第二十四話 二度目の年越し①
夜が深く更けるころ。
静まり返った街の遠くから、重厚な除夜の鐘が、遠くから響いてくる。
明日に控えた祝賀会へ向け、邸内にはどこか浮足立つ気配と、心地よい緊張が混ざり合って漂っていた。
ほんの一年前——。
私は暁臣様に救われ、このお邸へ連れてこられた。
あの日から、もう一年。
激動の日々を振り返れば、信じられないほど遠い昔のようでもあり、つい昨日のことのようでもある。
正直に言えば、保護されたばかりの頃の記憶は、寝込むことが多かったせいか、朧気な部分が多い。
けれど意識の断片に刻まれているものは、どれも私の心を柔らかくする。
凍えた身体に染み渡ったお粥。
目が覚めるような甘酸っぱい梅干し。
私の虚弱な体調を慮って、年越し蕎麦の代わりに暁臣様が用意してくださった、柔らかなおうどん。
初めて口にした、あんこ時なこのお餅の甘み。
まるでお伽話の宝箱のようだった、色とりどりのお節料理。
「……食べ物のことばかり思い出してる」
「ん?どうした」
「あ……いえ!なんでも……なんでもありません……っ」
自分の食い意地が張っているみたいで、急に恥ずかしくなって俯く。
けれど、その記憶の向こう側には——いつだって暁臣様のお姿があった。
目の前に置かれた、湯気の立つ温かな器。
たっぷりのねぎに、薄く色づいた桃色の肉。
芳醇なお出汁の匂いに混じって、柚子の清涼な香りが、鼻先をくすぐる。
「今年は一緒に蕎麦を食べられそうだな」
「はい……とっても、美味しそうです」
「料理長に頼んで、上質な鴨を入れてもらった」
「鴨……」
空を飛んでいる、あの鴨だろうか。
あの鴨を食べることができるなんて……。
恐る恐る、箸を伸ばした。
「今夜は、ちゃんと眠れそうか?」
「……はい。がんばって、寝るようにします……」
「睡眠は努力するものではない。がんばらなくていい。ただ、身体を休めなさい」
「はい……そう、ですね」
明日の祝賀会のことを思うと、逃げ出したくなるほど身体が強張ってくる。
けれど、初めて口にする鴨の肉は、鶏肉よりも力強い歯ごたえと、噛むほどに溢れる深い旨味があった。
温かな蕎麦が胃の腑に落ちるたび、凝り固まっていた緊張が、少しだけほどけていく。
——ここは、私が怯える場所じゃない。
暁臣様が、そう言ってくれているみたいだった。
「本当なら明日は、すみれと二人で、ゆっくり初詣にでも行きたいのだがな」
「初詣……ですか?」
「ああ。新しい年の無病息災を祈るんだ。大きな神社なら、境内に賑やかな屋台もたくさん出ている」
「屋台……!あの、お祭りのようなものでしょうか」
「そうだ。焼き団子だの、甘酒だの……子どもが喜ぶものも多い」
「……甘酒……」
次から次へと、どこかで耳にしたことがあるだけの、実際には見たこともない魅力的な単語が飛び出してくる。
どれも、私の知らない、眩しいほどに輝く世界の話だ。
そして、その世界へ——暁臣様は私の手を引いて連れて行こうとしてくれている。
暁臣様と過ごす、今年最後の一日。
蔵の中で寒さに凍えていた一年前の私には、こんなにも彩り豊かな生活が待っているなんて、想像することさえ許されなかった。

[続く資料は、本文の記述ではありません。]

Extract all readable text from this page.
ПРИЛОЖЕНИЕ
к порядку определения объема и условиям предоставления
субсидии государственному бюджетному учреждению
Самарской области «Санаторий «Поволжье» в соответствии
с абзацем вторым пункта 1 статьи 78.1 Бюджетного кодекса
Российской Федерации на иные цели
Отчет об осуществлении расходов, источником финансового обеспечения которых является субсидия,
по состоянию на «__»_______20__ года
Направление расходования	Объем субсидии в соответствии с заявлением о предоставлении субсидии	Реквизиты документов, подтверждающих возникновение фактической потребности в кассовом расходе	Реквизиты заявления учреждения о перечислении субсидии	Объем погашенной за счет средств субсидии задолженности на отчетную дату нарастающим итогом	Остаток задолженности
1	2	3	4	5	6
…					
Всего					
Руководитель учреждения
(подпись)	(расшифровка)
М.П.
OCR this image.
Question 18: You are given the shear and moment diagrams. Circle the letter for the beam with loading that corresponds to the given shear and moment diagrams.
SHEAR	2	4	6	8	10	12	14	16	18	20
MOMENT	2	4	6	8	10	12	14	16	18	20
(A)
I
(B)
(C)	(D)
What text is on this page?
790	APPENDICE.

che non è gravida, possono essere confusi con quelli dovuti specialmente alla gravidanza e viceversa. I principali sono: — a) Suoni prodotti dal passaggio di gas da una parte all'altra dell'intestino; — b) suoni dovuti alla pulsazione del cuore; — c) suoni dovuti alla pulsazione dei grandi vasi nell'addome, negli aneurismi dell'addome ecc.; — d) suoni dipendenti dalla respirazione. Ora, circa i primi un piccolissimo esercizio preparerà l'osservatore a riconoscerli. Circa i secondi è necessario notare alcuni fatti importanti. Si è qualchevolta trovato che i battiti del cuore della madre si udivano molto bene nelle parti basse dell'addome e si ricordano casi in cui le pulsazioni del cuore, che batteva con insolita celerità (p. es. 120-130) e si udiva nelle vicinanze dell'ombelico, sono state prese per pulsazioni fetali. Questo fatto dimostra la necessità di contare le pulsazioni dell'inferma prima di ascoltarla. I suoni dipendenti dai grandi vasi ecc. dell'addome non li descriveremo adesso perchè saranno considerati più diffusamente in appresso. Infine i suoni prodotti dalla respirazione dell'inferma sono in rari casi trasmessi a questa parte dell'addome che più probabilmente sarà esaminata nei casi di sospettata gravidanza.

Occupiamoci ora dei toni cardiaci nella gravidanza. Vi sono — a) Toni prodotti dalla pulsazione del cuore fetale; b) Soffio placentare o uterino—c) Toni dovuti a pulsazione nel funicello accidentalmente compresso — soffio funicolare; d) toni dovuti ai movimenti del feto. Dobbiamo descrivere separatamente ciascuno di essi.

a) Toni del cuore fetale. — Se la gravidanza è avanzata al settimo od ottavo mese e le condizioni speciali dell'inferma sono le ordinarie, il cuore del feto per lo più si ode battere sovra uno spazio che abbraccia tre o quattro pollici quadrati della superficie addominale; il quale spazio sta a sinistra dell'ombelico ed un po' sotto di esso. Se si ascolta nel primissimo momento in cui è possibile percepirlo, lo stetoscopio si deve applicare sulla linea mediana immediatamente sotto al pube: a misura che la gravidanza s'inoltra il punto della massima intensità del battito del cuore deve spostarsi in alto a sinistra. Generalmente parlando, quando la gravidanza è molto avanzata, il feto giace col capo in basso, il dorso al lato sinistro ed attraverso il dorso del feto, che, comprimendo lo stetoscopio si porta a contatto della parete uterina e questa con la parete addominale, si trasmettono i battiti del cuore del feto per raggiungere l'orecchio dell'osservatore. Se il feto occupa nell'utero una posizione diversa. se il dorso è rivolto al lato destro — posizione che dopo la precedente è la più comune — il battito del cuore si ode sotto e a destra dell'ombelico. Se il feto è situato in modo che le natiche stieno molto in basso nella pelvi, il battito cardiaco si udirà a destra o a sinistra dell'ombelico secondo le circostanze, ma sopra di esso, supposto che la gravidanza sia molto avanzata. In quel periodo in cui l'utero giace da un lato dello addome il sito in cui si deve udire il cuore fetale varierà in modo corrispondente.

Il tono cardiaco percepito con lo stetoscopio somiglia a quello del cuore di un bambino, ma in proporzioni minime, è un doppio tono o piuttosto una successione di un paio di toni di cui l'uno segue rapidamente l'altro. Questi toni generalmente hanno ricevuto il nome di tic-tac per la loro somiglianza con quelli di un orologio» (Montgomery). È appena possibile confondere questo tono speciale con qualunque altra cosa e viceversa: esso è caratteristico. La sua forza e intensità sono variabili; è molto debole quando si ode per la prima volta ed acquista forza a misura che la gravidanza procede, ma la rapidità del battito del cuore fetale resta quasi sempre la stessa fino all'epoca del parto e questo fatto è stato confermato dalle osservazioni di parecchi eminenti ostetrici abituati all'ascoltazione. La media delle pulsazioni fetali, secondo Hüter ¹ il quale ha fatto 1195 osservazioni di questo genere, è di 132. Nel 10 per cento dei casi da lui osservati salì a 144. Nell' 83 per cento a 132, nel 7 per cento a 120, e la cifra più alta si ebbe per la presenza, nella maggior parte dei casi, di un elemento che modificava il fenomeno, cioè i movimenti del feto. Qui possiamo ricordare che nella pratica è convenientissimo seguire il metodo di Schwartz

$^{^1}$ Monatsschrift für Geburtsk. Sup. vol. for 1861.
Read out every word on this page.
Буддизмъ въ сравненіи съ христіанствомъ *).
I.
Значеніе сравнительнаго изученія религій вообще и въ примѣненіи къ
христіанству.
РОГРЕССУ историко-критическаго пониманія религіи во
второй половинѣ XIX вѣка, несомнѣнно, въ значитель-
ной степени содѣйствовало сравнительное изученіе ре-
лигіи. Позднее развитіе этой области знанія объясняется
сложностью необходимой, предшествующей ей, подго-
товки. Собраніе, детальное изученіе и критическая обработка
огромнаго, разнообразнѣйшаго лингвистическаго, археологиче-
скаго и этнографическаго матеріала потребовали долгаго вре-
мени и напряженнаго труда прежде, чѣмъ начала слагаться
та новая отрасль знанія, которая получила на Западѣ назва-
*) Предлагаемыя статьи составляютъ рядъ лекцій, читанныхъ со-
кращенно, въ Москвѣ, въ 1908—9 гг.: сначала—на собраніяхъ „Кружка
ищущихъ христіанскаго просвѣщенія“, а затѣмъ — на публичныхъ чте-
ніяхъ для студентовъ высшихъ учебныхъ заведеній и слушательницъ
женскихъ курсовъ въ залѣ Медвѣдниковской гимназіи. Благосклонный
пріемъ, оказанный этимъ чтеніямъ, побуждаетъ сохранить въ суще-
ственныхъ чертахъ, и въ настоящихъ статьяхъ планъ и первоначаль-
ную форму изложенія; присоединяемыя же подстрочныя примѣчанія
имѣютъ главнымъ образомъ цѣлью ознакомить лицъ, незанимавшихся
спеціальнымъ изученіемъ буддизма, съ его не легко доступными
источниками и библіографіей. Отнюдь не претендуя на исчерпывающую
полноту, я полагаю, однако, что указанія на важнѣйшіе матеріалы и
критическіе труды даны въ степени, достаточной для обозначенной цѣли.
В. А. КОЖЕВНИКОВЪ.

食後、自室のベッドに入り、遠くから響き続ける鐘の音に耳を澄ませる。
来年は、一体どんな年になるのだろう。
見たことも聞いたこともない景色。
まだ名前も知らない心の機微——。
そのすべてを、これからも暁臣様の隣で見つけていけるのだろうか。
余韻のように残る鐘の音を子守唄に、私は新しい年への微かな期待を胸に抱いて、ゆっくりと瞼を閉じた。